Proactive identification of risks.
Train and educate staff on how to self-identify risks and provide a mechanism to report these. Make sure they can proactively identify and make them visible, rather than ignore them or wait for risk or audit teams to identify them. The level of self-identification of risk and active management of this by operational staff on the front line is key to a strong risk culture.
Strong risk governance.
This is about how identified risks are treated, discussed and debated at the right levels within the organisation. Those who are best placed to make the key decisions around risk acceptance or treatment must do so. Making this visible across the organisation is another key indicator of the risk culture. Continual review of the risk and controls governance process and framework is imperative.
Risk trending and monitoring.
Leading on from the governance process is tracking how risks are being managed and what progress is being made. Are we seeing self-identified risks grow faster than we are closing them? Are we closing the risks in a timely way and in the right priority order? Is this actively tracked and monitored and are there escalation processes in place that drive the right activity with the appropriate urgency?

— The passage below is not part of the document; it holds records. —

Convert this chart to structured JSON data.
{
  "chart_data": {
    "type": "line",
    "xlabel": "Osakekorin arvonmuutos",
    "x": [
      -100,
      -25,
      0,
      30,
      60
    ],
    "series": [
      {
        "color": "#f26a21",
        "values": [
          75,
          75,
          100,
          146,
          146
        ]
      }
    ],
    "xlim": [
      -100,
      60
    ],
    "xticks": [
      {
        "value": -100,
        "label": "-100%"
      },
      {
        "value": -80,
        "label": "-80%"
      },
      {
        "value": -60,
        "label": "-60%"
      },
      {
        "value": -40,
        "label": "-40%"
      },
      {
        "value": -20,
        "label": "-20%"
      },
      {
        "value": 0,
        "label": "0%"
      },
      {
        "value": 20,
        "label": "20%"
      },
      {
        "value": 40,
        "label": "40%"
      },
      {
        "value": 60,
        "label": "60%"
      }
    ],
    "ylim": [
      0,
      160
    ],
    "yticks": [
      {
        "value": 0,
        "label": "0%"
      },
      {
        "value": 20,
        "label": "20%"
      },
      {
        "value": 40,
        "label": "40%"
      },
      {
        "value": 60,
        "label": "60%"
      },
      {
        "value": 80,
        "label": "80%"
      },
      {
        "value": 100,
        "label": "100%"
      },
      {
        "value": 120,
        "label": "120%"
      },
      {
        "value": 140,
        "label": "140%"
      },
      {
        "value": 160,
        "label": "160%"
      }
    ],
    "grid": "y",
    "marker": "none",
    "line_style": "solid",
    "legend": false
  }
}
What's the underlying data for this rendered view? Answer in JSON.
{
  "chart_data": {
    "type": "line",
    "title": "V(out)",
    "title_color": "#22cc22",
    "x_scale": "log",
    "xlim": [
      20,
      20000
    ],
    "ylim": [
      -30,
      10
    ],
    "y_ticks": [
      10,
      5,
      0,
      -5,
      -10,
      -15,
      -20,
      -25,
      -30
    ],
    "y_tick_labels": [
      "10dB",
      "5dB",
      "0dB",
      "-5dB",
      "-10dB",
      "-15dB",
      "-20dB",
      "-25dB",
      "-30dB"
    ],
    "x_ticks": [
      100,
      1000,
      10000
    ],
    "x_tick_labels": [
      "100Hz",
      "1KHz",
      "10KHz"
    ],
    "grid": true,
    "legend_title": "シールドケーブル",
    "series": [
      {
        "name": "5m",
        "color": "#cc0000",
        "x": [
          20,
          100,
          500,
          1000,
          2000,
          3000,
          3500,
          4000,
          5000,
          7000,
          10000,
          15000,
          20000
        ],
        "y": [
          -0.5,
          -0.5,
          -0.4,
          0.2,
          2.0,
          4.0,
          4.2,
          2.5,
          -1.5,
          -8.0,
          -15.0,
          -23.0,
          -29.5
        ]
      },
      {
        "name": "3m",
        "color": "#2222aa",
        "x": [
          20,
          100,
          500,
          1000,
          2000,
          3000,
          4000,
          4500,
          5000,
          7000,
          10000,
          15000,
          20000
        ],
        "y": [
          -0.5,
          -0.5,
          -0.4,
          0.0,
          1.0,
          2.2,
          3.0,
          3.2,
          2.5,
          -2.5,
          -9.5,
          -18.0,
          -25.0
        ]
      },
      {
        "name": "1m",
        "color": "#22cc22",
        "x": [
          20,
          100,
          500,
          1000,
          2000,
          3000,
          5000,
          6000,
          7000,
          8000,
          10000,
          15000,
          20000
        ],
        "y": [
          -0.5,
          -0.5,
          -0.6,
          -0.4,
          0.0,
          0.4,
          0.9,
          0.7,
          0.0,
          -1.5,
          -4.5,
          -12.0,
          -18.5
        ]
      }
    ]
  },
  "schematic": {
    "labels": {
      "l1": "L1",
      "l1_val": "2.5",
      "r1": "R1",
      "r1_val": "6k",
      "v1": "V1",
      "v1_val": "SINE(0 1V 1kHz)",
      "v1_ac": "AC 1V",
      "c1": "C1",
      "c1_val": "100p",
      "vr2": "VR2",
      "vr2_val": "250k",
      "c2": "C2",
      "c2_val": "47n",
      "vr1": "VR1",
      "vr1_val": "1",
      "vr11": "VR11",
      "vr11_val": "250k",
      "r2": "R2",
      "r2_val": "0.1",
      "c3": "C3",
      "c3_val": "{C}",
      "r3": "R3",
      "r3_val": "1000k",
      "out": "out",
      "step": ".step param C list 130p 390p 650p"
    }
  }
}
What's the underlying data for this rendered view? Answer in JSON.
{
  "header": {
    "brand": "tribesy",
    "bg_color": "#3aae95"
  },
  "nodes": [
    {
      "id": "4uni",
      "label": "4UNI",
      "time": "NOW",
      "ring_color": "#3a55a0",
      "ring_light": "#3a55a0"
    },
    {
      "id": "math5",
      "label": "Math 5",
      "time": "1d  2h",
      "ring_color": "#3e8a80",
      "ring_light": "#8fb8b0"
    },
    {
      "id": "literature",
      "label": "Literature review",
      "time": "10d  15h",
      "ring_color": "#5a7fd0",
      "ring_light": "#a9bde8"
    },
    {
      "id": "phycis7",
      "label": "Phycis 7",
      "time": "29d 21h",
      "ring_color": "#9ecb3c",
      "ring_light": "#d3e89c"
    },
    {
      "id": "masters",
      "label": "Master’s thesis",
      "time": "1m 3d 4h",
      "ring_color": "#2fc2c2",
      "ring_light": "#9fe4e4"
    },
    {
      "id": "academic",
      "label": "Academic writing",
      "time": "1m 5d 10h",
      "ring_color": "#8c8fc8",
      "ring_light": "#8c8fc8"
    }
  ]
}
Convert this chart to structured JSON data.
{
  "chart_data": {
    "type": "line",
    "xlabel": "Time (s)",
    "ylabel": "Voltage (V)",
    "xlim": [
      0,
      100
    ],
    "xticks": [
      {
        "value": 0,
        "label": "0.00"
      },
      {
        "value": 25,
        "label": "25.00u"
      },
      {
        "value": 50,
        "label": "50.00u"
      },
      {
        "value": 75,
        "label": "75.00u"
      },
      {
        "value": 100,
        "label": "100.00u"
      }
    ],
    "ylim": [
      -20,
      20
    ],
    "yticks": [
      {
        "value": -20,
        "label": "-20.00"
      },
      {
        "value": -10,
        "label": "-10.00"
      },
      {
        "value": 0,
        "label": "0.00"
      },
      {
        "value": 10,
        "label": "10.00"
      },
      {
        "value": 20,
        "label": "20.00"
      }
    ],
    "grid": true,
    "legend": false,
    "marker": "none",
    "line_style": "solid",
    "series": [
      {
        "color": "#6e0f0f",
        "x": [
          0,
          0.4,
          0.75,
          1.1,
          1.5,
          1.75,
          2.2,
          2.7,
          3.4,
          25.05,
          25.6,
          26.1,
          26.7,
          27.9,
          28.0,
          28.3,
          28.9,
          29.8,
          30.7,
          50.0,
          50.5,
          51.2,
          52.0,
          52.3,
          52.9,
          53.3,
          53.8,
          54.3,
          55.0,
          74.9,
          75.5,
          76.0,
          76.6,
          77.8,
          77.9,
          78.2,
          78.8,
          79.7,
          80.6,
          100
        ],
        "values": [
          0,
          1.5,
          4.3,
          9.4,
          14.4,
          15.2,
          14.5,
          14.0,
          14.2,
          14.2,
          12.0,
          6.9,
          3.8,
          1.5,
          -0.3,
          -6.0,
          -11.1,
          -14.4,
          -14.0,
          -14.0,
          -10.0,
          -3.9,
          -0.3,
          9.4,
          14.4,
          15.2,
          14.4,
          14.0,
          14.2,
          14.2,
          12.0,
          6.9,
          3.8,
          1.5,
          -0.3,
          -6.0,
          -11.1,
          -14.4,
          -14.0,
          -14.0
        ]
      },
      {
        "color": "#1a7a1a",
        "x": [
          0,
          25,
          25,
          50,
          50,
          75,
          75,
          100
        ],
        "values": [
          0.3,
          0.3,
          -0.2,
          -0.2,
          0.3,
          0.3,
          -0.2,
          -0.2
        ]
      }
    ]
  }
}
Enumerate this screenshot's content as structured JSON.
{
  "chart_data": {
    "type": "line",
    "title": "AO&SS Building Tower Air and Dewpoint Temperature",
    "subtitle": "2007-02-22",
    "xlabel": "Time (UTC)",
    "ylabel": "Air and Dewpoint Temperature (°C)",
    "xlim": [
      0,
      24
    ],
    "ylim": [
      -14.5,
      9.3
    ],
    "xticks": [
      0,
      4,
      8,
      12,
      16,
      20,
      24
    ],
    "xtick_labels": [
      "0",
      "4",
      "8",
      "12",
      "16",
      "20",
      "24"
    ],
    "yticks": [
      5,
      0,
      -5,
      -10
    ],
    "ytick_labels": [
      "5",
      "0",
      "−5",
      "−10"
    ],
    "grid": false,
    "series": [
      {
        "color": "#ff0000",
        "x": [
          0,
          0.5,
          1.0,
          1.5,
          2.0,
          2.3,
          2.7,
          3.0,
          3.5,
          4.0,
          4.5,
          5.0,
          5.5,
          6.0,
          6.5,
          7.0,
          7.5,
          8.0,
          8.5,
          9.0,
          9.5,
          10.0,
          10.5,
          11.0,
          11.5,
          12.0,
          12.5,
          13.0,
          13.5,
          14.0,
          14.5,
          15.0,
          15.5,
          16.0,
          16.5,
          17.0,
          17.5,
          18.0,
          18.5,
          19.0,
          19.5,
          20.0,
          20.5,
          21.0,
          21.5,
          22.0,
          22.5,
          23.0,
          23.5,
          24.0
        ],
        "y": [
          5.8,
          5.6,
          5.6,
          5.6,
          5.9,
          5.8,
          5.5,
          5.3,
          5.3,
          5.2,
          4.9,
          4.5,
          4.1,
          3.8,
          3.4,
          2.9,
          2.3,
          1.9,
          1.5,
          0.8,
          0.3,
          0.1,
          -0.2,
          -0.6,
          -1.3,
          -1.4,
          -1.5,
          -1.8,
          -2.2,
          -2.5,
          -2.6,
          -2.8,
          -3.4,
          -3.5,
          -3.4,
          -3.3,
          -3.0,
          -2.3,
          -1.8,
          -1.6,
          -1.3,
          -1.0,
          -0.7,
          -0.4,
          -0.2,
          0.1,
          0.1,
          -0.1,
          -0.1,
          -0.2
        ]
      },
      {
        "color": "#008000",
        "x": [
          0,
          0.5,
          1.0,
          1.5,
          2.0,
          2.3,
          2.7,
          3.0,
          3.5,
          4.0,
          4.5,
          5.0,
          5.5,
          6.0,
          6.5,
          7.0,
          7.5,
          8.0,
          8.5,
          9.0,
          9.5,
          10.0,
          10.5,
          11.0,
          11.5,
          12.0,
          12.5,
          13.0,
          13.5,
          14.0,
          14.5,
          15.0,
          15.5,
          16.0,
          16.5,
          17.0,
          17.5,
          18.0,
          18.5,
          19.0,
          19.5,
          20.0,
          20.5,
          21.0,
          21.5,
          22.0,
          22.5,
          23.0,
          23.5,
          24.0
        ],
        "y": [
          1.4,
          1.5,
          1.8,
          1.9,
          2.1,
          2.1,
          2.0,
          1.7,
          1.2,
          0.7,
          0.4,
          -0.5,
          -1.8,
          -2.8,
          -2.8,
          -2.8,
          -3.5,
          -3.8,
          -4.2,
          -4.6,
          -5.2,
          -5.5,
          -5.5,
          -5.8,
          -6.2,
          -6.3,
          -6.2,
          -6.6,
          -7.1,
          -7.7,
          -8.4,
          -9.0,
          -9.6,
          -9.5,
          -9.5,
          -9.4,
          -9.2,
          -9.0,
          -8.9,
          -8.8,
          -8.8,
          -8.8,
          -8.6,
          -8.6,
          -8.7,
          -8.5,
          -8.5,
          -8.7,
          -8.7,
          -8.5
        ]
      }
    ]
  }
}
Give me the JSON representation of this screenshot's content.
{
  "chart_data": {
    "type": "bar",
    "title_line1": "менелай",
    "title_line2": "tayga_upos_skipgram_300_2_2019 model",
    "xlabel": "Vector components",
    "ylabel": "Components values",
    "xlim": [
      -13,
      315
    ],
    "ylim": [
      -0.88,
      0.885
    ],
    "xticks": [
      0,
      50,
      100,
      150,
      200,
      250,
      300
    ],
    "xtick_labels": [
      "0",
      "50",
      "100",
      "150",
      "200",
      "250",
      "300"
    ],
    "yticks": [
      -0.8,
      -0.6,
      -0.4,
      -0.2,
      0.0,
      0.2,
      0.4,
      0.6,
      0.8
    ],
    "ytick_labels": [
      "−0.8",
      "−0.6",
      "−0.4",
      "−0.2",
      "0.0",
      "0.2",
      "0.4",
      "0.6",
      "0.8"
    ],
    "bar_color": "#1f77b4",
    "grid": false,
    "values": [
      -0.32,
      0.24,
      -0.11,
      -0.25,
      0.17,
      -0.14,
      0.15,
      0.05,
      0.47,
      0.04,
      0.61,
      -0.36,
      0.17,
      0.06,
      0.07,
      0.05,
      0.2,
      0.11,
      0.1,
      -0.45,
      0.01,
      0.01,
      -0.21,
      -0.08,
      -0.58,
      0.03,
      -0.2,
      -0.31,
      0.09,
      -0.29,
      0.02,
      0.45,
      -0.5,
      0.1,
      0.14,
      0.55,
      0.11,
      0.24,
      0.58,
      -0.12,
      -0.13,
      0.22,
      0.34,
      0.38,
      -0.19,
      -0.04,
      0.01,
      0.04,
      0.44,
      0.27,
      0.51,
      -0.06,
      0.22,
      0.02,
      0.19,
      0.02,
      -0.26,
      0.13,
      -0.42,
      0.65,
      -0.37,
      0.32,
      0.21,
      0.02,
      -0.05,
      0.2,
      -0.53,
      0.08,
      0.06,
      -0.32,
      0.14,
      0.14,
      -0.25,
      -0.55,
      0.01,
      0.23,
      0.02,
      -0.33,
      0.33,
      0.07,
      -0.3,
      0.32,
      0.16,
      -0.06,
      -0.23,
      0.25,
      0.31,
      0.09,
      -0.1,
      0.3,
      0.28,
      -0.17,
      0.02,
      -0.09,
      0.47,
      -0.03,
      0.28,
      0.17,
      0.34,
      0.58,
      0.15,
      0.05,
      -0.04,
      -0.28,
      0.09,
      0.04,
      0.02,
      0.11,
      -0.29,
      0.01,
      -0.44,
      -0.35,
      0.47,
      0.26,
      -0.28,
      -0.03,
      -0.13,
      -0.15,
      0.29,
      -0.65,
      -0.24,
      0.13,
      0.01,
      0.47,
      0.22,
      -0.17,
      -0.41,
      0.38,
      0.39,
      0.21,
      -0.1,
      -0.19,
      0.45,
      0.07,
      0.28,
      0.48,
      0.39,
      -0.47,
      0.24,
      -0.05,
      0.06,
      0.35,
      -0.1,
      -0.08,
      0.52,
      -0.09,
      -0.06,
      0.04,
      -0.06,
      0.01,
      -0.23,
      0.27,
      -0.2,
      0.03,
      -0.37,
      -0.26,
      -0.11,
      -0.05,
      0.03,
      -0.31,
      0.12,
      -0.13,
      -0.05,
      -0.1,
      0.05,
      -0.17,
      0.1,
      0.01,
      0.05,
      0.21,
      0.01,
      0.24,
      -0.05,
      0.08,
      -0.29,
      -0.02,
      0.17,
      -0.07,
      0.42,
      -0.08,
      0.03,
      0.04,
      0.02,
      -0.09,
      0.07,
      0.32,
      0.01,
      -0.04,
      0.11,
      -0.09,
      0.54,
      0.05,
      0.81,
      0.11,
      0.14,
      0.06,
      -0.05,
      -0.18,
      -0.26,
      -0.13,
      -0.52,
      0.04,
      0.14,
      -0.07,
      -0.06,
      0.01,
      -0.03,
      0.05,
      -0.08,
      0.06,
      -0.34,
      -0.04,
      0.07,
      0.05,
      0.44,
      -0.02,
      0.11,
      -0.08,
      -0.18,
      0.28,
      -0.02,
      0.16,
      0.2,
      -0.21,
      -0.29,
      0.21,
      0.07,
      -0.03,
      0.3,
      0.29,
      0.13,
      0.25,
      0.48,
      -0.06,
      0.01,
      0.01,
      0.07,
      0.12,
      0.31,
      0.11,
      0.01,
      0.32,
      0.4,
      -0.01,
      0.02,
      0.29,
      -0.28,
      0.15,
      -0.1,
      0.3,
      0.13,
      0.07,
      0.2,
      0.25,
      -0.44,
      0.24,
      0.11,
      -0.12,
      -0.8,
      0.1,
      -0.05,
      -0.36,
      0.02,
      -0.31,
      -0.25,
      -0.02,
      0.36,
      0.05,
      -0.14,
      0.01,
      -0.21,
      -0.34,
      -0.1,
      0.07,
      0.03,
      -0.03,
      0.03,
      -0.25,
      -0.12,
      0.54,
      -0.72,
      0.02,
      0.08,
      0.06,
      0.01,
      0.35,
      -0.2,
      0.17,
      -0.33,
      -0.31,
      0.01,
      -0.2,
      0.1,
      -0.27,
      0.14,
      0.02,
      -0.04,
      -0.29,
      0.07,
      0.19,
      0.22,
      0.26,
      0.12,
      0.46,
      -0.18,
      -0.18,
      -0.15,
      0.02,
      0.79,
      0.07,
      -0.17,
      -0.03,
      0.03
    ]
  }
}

Security and control processes.
Across all technology and operational processes, whether this is application development, technology infrastructure management and critical business processes, there needs to be risks identified and controls in place to manage these. These controls must be regularly assured to determine that they are designed adequately, operating effectively and is there completeness (coverage) across the entire environment.
Consequence management.
How are people held accountable for their actions or negligence? The organisation must act against those who do not behave as expected. Failure to act will undermine efforts to build the culture and sets the expectations of how people are to behave and what the outcome will be if not supported.
Reward and encouragement.
We just don’t want to use a stick (consequence management). We want to foster a culture where good behaviours are recognised and rewarded. Role modelling and war stories can be used to help highlight and encourage the expected behaviours. This not only helps build the risk culture, but it will also increase the engagement of staff more broadly. Furthermore, this should be built into the performance objectives with Key Performance Indicators defined.
There are four steps that can be taken to build the right culture:
1. Define the target state:
Define the values employees need to live up to meet the target state. Have the desired culture translated into pragmatic, easily understood descriptions of what is expected. Link this back to the organisation’s strategic objectives. For example, a strategic objective might be to provide an exceptional customer experience. To do this, the security and privacy of the customer is paramount, and the trust of customer must be maintained. The employee values and behaviours needed to support this can be relatively easily defined.
2. Exercise a point in time assessment:
It is important to understand the current state of how things are done and how employees behave. There needs to be a comprehensive and in-depth understanding of the culture at all levels of the organisation to identify sub-cultures that may exist.
3. Establish metrics for culture to provide tangible evidence of cultural change:
Metric selection should focus on governance as an agent for change, sub-culture changes, culture as well as conduct.
4. Define a culture change plan to achieve the desired state:
This should include a clear path, concrete actions and sustained efforts, leadership ownership and organisation wide engagement.
Driving culture change is an iterative process and it needs to be sustained over time. Organisations need to be committed to this over the long term and they must provide a mechanism for feedback along the journey. This can’t be a command-and-control approach – you need to win the hearts and minds of staff and have them engaged and feeling like they are part of shaping this change.
Culture objectives must support the strategic objectives of the company and take into consideration the risk appetite of the organisation. There needs to be a balance between being too conservative and not being conservative enough. There needs to be a healthy tension between risk takers and business leaders and healthy debate and challenge with mutual respect. The culture should not be one of avoiding risk at all costs nor should it be one of excessive risk taking. The objectives will vary from organisation to organisation and will continue to evolve within each organisation over time.